LaManche puso el intermitente y se acercó al camino de entrada a la casa, donde un policía uniformado nos hizo señas para que parásemos. Llevaba una cazadora verde oliva con el cuello de piel negra, mitones verde oscuro y una gorra también verde oliva con las orejeras levantadas. Tenía la nariz y las orejas de color rojo frambuesa y, cuando habló, una nube de vapor salió de su boca. Pensé en decirle que se cubriese las orejas, pero un segundo después me sentí como mi madre y no lo hice. «Es un chico grande. Si sus lóbulos se agrietan ya sabrá cómo arreglárselas».

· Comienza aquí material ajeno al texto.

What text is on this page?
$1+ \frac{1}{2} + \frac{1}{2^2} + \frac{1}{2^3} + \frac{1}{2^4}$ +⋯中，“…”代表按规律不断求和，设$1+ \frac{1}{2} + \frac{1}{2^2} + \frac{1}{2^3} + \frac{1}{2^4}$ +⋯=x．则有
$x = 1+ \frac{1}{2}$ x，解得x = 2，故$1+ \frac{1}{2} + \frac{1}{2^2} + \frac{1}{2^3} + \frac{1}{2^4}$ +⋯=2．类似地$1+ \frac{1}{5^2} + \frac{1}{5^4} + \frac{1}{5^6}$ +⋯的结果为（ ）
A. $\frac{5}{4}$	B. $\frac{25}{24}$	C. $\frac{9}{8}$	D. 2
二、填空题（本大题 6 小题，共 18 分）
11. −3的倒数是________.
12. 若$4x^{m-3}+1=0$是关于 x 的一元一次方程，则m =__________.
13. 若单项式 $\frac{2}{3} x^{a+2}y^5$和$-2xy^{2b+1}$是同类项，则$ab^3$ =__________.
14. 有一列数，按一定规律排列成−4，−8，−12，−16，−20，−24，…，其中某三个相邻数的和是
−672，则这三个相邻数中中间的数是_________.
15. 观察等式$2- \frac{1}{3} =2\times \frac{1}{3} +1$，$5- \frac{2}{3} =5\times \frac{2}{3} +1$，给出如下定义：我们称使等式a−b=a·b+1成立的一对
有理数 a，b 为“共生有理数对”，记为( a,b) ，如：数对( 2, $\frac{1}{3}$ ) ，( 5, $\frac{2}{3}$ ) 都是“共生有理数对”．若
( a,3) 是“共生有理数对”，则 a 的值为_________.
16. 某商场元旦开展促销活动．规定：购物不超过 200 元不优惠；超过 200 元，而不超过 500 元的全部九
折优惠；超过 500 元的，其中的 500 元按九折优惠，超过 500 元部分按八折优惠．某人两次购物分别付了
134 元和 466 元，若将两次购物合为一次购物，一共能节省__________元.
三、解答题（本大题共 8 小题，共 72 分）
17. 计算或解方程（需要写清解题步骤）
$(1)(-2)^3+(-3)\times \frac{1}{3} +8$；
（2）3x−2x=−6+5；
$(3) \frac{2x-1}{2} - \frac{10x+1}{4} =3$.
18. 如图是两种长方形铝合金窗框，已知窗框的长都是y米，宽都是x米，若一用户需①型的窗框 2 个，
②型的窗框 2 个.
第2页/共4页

LaManche exhibió su placa, y el oficial nos indicó que avanzáramos y que aparcásemos detrás del camión azul de recuperación de cadáveres. «Section d’Identité Judiciaire», decía en grandes letras negras. La Unidad de Recuperación en la Escena del Crimen también estaba allí, y supuse que igualmente estarían los chicos que investigan los incendios premeditados.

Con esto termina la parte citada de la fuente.